The writing’s on the wall because I have a 4 year old
I’m posting this because I’m honestly at a loss. I’ve been in this situationship for as long as I can remember & I need advice. There’s this guy & he’s honestly SO nice & he gets me whatever I want but he only visits once a year & only when I’m sleeping & then he just disappears.
I’m just curious if anyone has been through anything like this? Any advice? I don’t even have his number I just write him letters.
Life can change in an instant. Hug the people you love, and appreciate what you have, before it’s gone.
Damn girl, are you a maple tree? Cause I would tap that, and you have an impressive root structure which is where this metaphor falls apart.
Longest English word:
‘pneumonoultramicroscopicsilicovolcanoconiosi’Longest Spanish word: ‘GOOOOOOOOOOOOOOOOOOOOOOOOOOAAAAAAAAAAAALLLLLLL’

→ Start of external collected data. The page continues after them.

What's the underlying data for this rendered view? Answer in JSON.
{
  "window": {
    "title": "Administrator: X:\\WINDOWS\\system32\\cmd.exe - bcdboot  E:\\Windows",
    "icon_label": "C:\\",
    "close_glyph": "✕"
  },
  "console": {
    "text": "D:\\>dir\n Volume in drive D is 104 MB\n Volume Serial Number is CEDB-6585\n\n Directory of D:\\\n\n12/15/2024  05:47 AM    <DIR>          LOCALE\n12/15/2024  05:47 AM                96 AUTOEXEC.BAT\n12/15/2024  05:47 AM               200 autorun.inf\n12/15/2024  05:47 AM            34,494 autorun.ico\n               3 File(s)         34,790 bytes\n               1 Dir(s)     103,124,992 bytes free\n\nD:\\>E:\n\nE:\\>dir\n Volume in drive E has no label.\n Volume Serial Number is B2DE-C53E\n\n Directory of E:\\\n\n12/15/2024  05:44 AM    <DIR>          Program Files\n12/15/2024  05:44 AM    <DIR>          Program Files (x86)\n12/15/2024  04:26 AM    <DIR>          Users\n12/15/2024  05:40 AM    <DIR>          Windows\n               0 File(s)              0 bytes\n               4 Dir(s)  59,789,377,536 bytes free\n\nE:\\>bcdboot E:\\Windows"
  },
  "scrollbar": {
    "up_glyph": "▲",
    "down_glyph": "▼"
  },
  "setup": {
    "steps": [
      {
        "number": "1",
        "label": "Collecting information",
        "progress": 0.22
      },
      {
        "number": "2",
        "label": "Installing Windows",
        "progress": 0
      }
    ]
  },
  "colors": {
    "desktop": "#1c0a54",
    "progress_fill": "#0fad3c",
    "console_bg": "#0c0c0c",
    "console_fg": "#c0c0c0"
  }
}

You gotta ask people nowadays, are you single single, mad at your partner single, blocked single or single just in your head!!
trainer: what’s your fitness goals?
me: to be able to run to the door for my pizza delivery without feeling like I’m dying.

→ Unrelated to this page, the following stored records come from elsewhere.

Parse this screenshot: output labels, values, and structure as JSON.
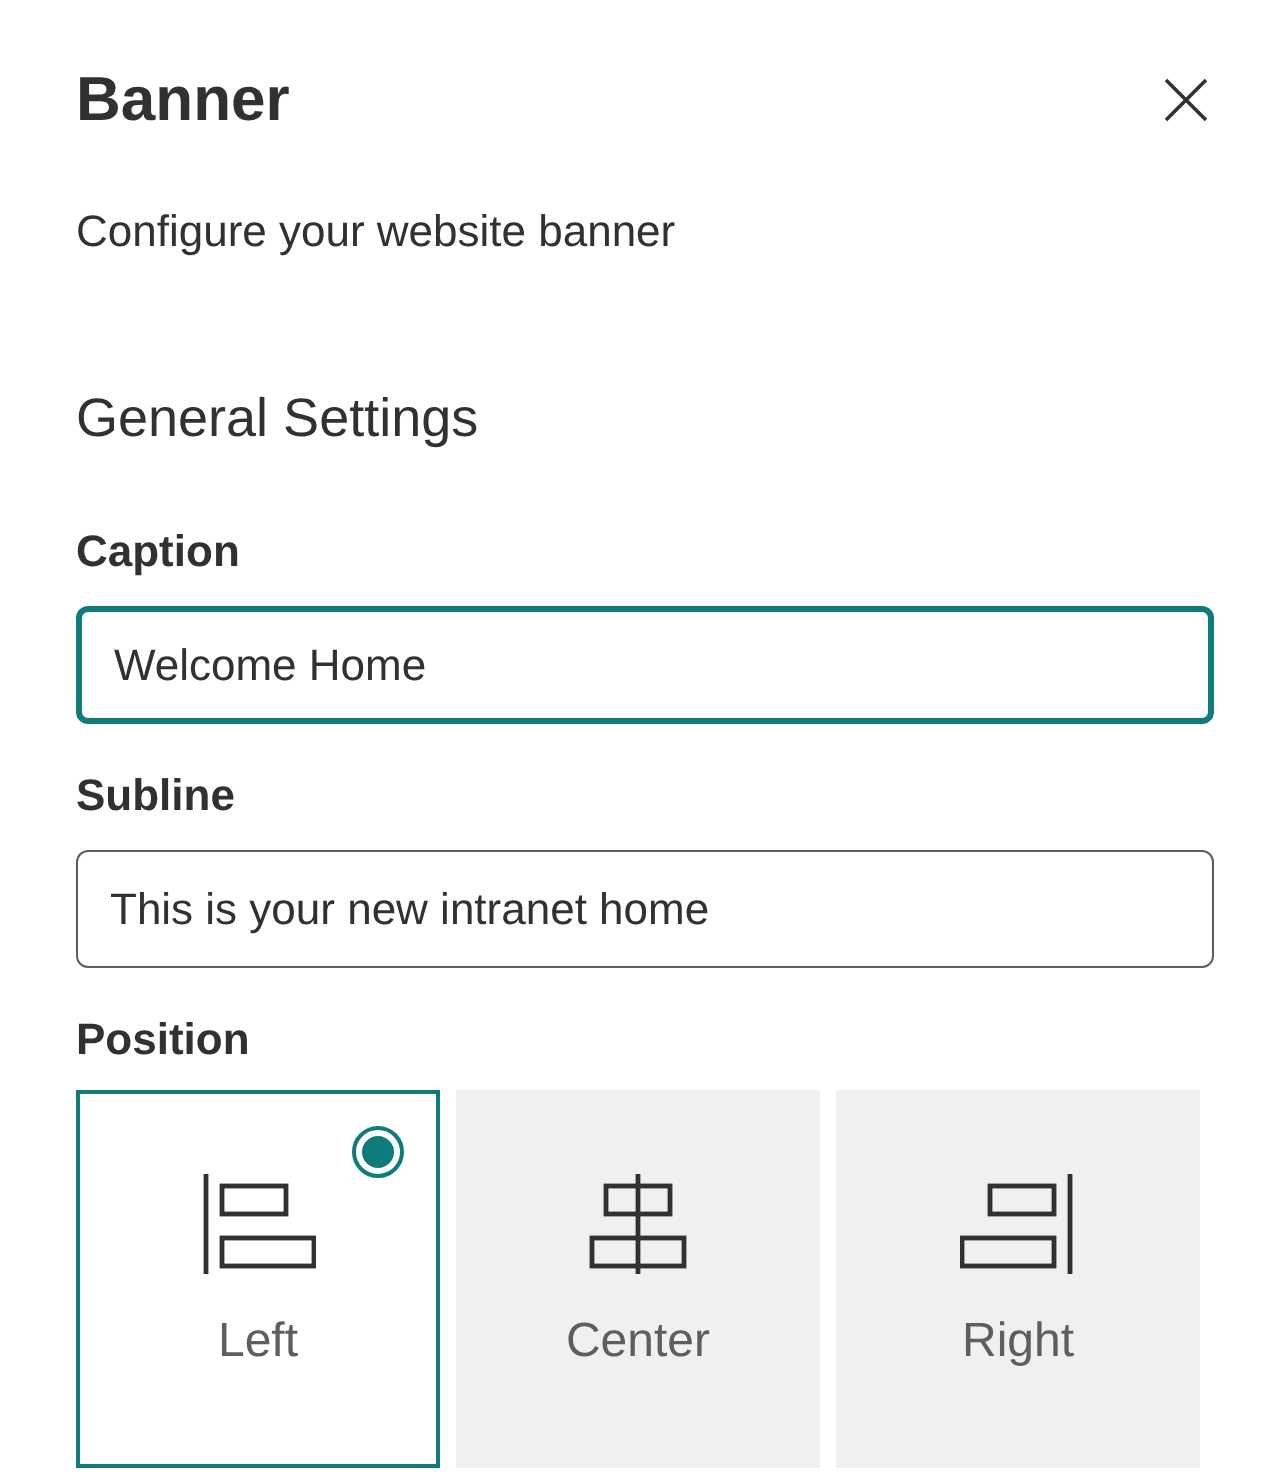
{
  "panel": {
    "title": "Banner",
    "description": "Configure your website banner"
  },
  "section": {
    "heading": "General Settings"
  },
  "fields": [
    {
      "label": "Caption",
      "value": "Welcome Home",
      "focused": true
    },
    {
      "label": "Subline",
      "value": "This is your new intranet home",
      "focused": false
    }
  ],
  "position": {
    "label": "Position",
    "options": [
      {
        "kind": "left",
        "label": "Left",
        "selected": true
      },
      {
        "kind": "center",
        "label": "Center",
        "selected": false
      },
      {
        "kind": "right",
        "label": "Right",
        "selected": false
      }
    ]
  }
}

what kind of monster rides a horse through a desert and doesn’t have the decency to give the horse a name
Wife: Please stop telling people you bought me on eBay. It’s not funny
[Later]
Them: So how did you two meet?
Me: I did NOT buy her on eBay
[Career Day]
Me: Money doesn’t buy happiness. However, it does buy tacos which make me happy. In conclusion, money does buy happiness.
Kids: *raise hands*
Me: I won’t be taking any questions.
Me: *brings a package inside*
4yo: What’s is in there? Is it toys?
Me: Just some bras.
4yo: Ugh! Someone keeps sending you bras.
My dog stayed up late playing with the neighbor dog last night and then he slept till 11am and he won’t tell me a thing about her, is this what it’s like to parent a teenager?
Someone said I should think before I speak and I said “eww what a horrible way to live”
just because it’s a bad idea doesn’t mean that it ain’t gonna be a hell of a lot of fun
[first date]
Me: So what do you do?
Her: I’m a dietician.
Me: Fascinating. There are so many ways to die, right?